In today’s episode of “How The National Media Deceive You…”

A friend last weekend texted me, “Had no idea Kyle shot 3 white guys. Not that it matters. But it’s been painted as a hate crime.”

My friend — a Democrat and a law student at Berkeley — was referring to the homicide trial of Kyle Rittenhouse. Now, where, oh where, might my friend have gotten the impression that Rittenhouse had shot men who were anything but white as snow?

Well, here’s an example of how the national news media have been covering this saga since last year on that fateful night of rioting in Kenosha, Wisconsin. Farhad Manjoo of The New York Times began a column this week thusly: “I’ve spent the last couple of weeks riveted by the murder trial of Kyle Rittenhouse, the white teenager who shot and killed two people and injured a third during a night of Black Lives Matter protests and civil unrest in Kenosha, Wis., last year.”

That’s interesting. Manjoo believed the race of the shooter was worth mentioning — “the white teenager”! — but apparently thought that demographic detail was uninteresting when it came to the men who were shot. Readers just needed to know that these men were at “a night of Black Lives Matter protests and civil unrest.”

What person wouldn’t come away with anything other than the impression that Rittenhouse shot some black people?

Don’t tell me that’s not on purpose. MSNBC’s Joy Reid similarly said on her prime-time show at the start of the trial that she hoped there was something Rittenhouse’s prosecutors could do to “make sure that this doesn’t wind up being a jury that essentially approximates the Emmett Till jury back in the 1950s.”

Rittenhouse is white. All three men he shot are white. The trial has absolutely nothing to do with racism or that great media fantasy of white supremacy.

Unless you’ve watched the raw video footage of the trial from top to bottom, assume that anything you’ve heard or read about it in the national media is a deception or, at minimum, a willfully naive depiction of what happened last year in Kenosha.

In the spirit of heading into the holidays, I’ll charitably assume Manjoo is a mix of the two and not simply just dumb.

He wrote in the same column that Rittenhouse’s AR-15 at the scene “transformed situations that might have ended in black eyes and broken bones into ones that ended with corpses in the street.”

That’s an echo of the state prosecutor’s closing argument: “Everybody takes a beating sometimes, right? Sometimes you get in a scuffle and maybe you do get hurt a little bit. That doesn’t mean you can just start plugging people with your full-metal jacket, AR-15 rounds.”

Manjoo and the prosecutors hold the belief, or want you to believe they hold the belief, that it was Rittenhouse’s turn to take “a beating” and “get hurt a little bit,” because he showed up where he wasn’t wanted.

That’s not the way self-defense works. It’s not a new concept. When a person is attacked, he can defend himself with force, even deadly force, if he perceives his life or body is under severe threat.
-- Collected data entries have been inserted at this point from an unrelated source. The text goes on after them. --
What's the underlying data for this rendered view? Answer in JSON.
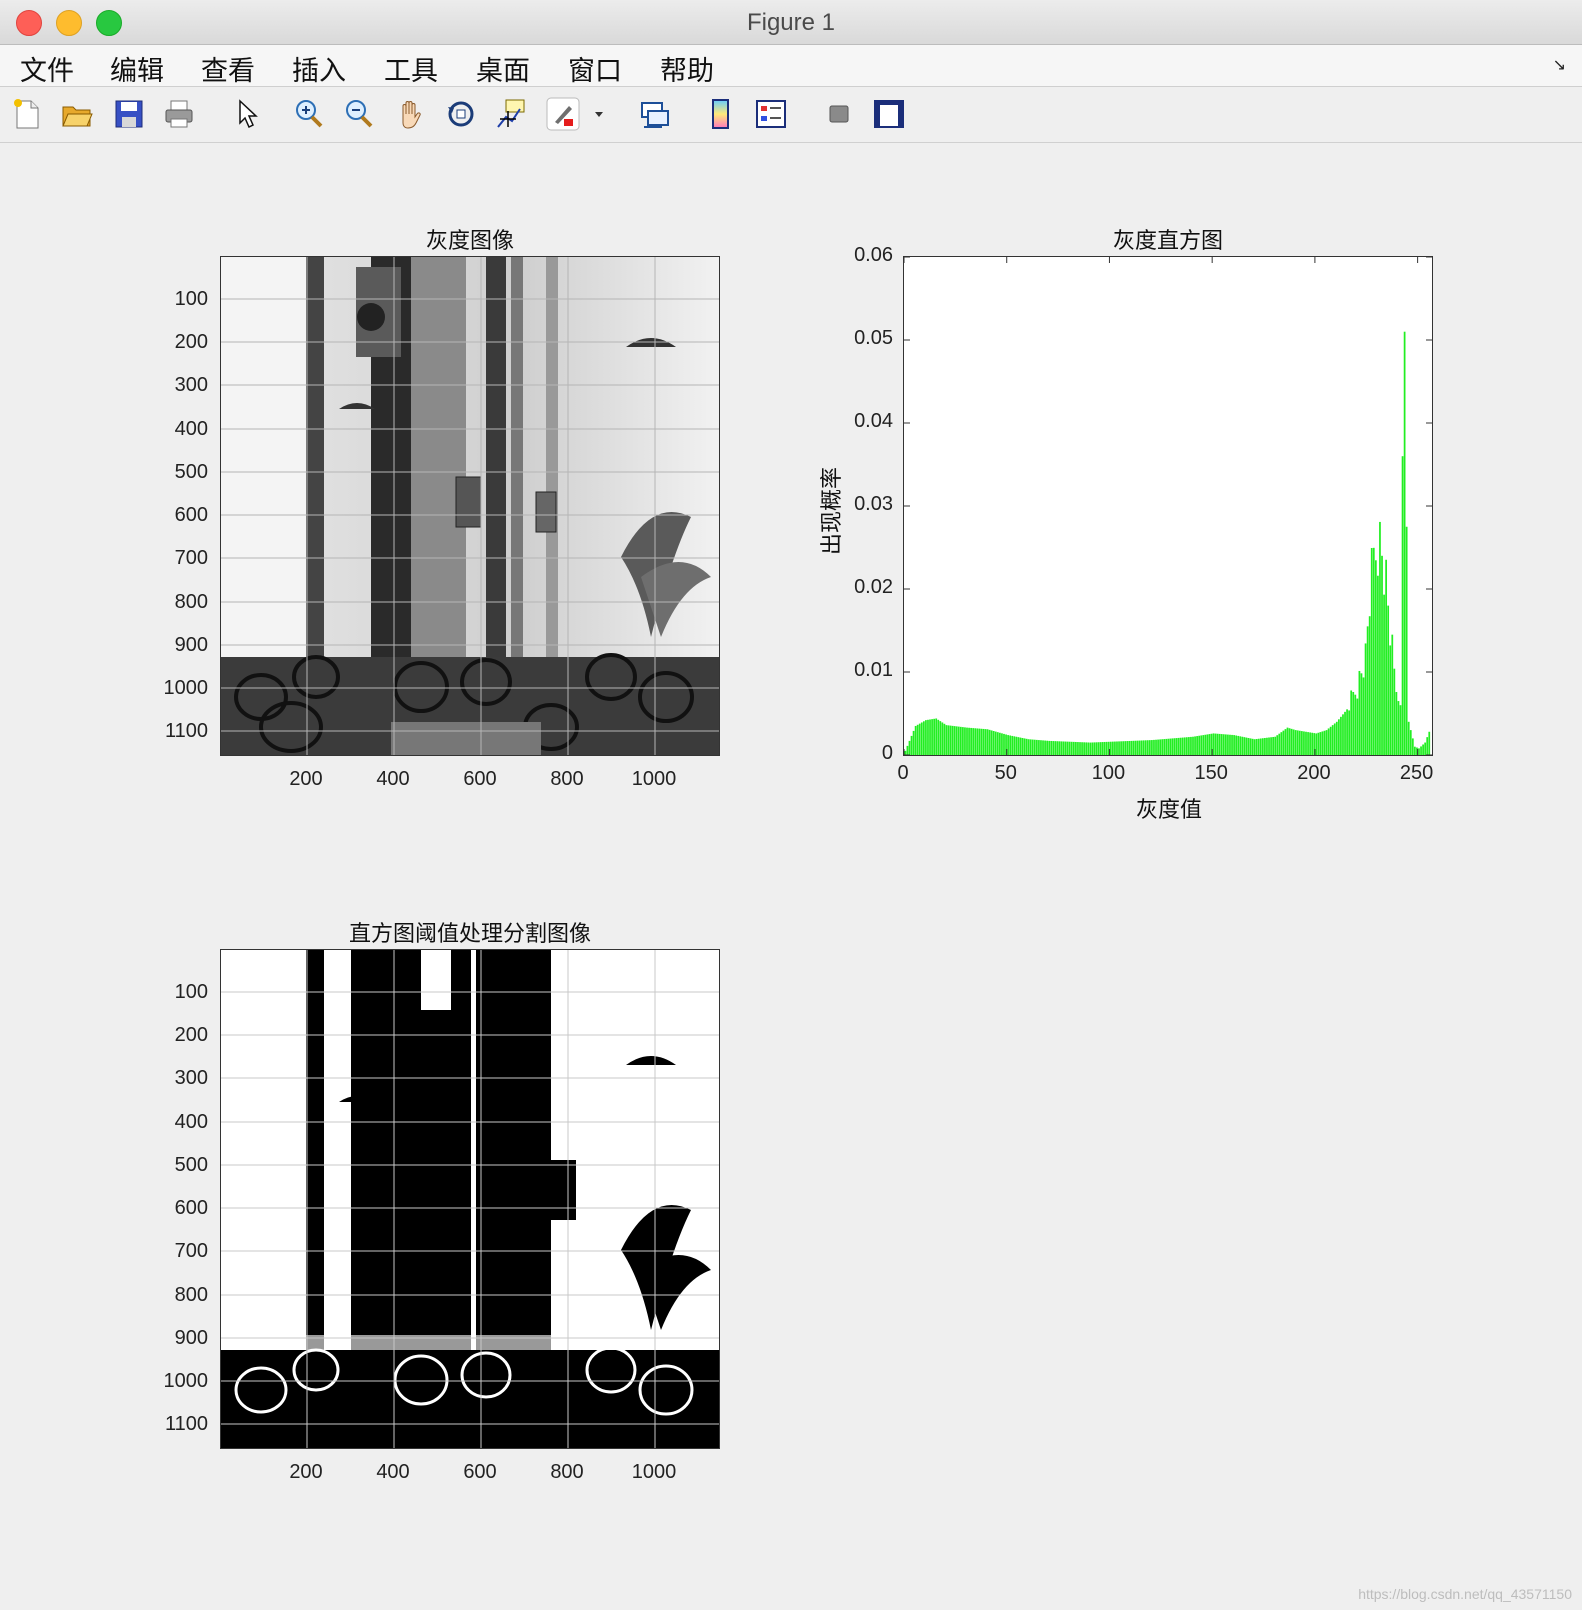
{
  "window": {
    "title": "Figure 1"
  },
  "menu": [
    "文件",
    "编辑",
    "查看",
    "插入",
    "工具",
    "桌面",
    "窗口",
    "帮助"
  ],
  "menu_corner": "↘",
  "toolbar": [
    "new-figure-icon",
    "open-folder-icon",
    "save-icon",
    "print-icon",
    "pointer-icon",
    "zoom-in-icon",
    "zoom-out-icon",
    "pan-hand-icon",
    "rotate-3d-icon",
    "data-cursor-icon",
    "brush-icon",
    "brush-dropdown-icon",
    "link-plot-icon",
    "colorbar-icon",
    "legend-icon",
    "hide-plot-tools-icon",
    "show-plot-tools-icon"
  ],
  "panels": {
    "gray_image": {
      "title": "灰度图像",
      "yticks": [
        "100",
        "200",
        "300",
        "400",
        "500",
        "600",
        "700",
        "800",
        "900",
        "1000",
        "1100"
      ],
      "xticks": [
        "200",
        "400",
        "600",
        "800",
        "1000"
      ]
    },
    "threshold_image": {
      "title": "直方图阈值处理分割图像",
      "yticks": [
        "100",
        "200",
        "300",
        "400",
        "500",
        "600",
        "700",
        "800",
        "900",
        "1000",
        "1100"
      ],
      "xticks": [
        "200",
        "400",
        "600",
        "800",
        "1000"
      ]
    }
  },
  "chart_data": {
    "type": "bar",
    "title": "灰度直方图",
    "xlabel": "灰度值",
    "ylabel": "出现概率",
    "xlim": [
      0,
      257
    ],
    "ylim": [
      0,
      0.06
    ],
    "xticks": [
      "0",
      "50",
      "100",
      "150",
      "200",
      "250"
    ],
    "yticks": [
      "0",
      "0.01",
      "0.02",
      "0.03",
      "0.04",
      "0.05",
      "0.06"
    ],
    "color": "#22ee22",
    "x": [
      0,
      5,
      10,
      15,
      20,
      30,
      40,
      50,
      60,
      70,
      80,
      90,
      100,
      110,
      120,
      130,
      140,
      150,
      160,
      170,
      180,
      186,
      190,
      200,
      205,
      210,
      215,
      220,
      224,
      226,
      228,
      230,
      232,
      234,
      236,
      238,
      240,
      241,
      242,
      243,
      245,
      248,
      250,
      253,
      255
    ],
    "values": [
      0.0005,
      0.0035,
      0.0042,
      0.0044,
      0.0036,
      0.0033,
      0.0031,
      0.0024,
      0.0019,
      0.0017,
      0.0016,
      0.0015,
      0.0016,
      0.0017,
      0.0018,
      0.002,
      0.0022,
      0.0026,
      0.0024,
      0.0019,
      0.0022,
      0.0033,
      0.003,
      0.0026,
      0.003,
      0.004,
      0.0055,
      0.0085,
      0.012,
      0.019,
      0.024,
      0.027,
      0.025,
      0.021,
      0.015,
      0.01,
      0.0065,
      0.006,
      0.036,
      0.051,
      0.004,
      0.001,
      0.0008,
      0.0015,
      0.0028
    ]
  },
  "watermark": "https://blog.csdn.net/qq_43571150"
}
There was no testimony during the entire trial that Rittenhouse started a fight with anyone. The state’s only piece of evidence along those lines wasn’t a witness, but a still image of video footage from hundreds of feet away, zoomed in, which prosecutors claimed show Rittenhouse raising his gun, which they said was an act of provocation.

Manjoo summarized that bit in his column, writing, “The prosecution says the killing began when Rittenhouse pointed his gun at Joseph Rosenbaum, an unarmed, 36-year-old protester, prompting Rosenbaum to run after him in an effort to stop a potential shooting.”

Yes, “the prosecution says” that. But none of their own witnesses did. To the contrary, the state’s original complaint from last year cites an eye-witness, journalist Richie McGinniss, who said he saw Rosenbaum “initially try to engage” Rittenhouse and “trying to get closer” to him. McGinniss was called to the stand by prosecutors, and he told the same version of events as in the complaint.

At that point, Rittenhouse “did a ‘juke’ move and started running.” Others nearby began giving chase after Rittenhouse, who was, according to McGinniss, “trying to evade these individuals,” the complaint says. Rittenhouse had his firearm pointed downward, but Rosenbaum “was trying to grab the barrel of the gun,” according to the complaint, citing McGinniss’s testimony. Rittenhouse then raised the weapon and shot Rosenbaum.

On their side, prosecutors have a theory about a still image as to what happened. On Rittenhouse’s side, he has an independent eye-witness. Manjoo wants his readers to believe those are equally compelling pieces of evidence. They’re not.

We could go on and on addressing every lie and deception spewed from the media hole about this case. The best thing that can come from the Rittenhouse saga, other than an acquittal, is that people like my friend at Berkeley will realize that what they’re being told by the media about race conflict is almost always untrue.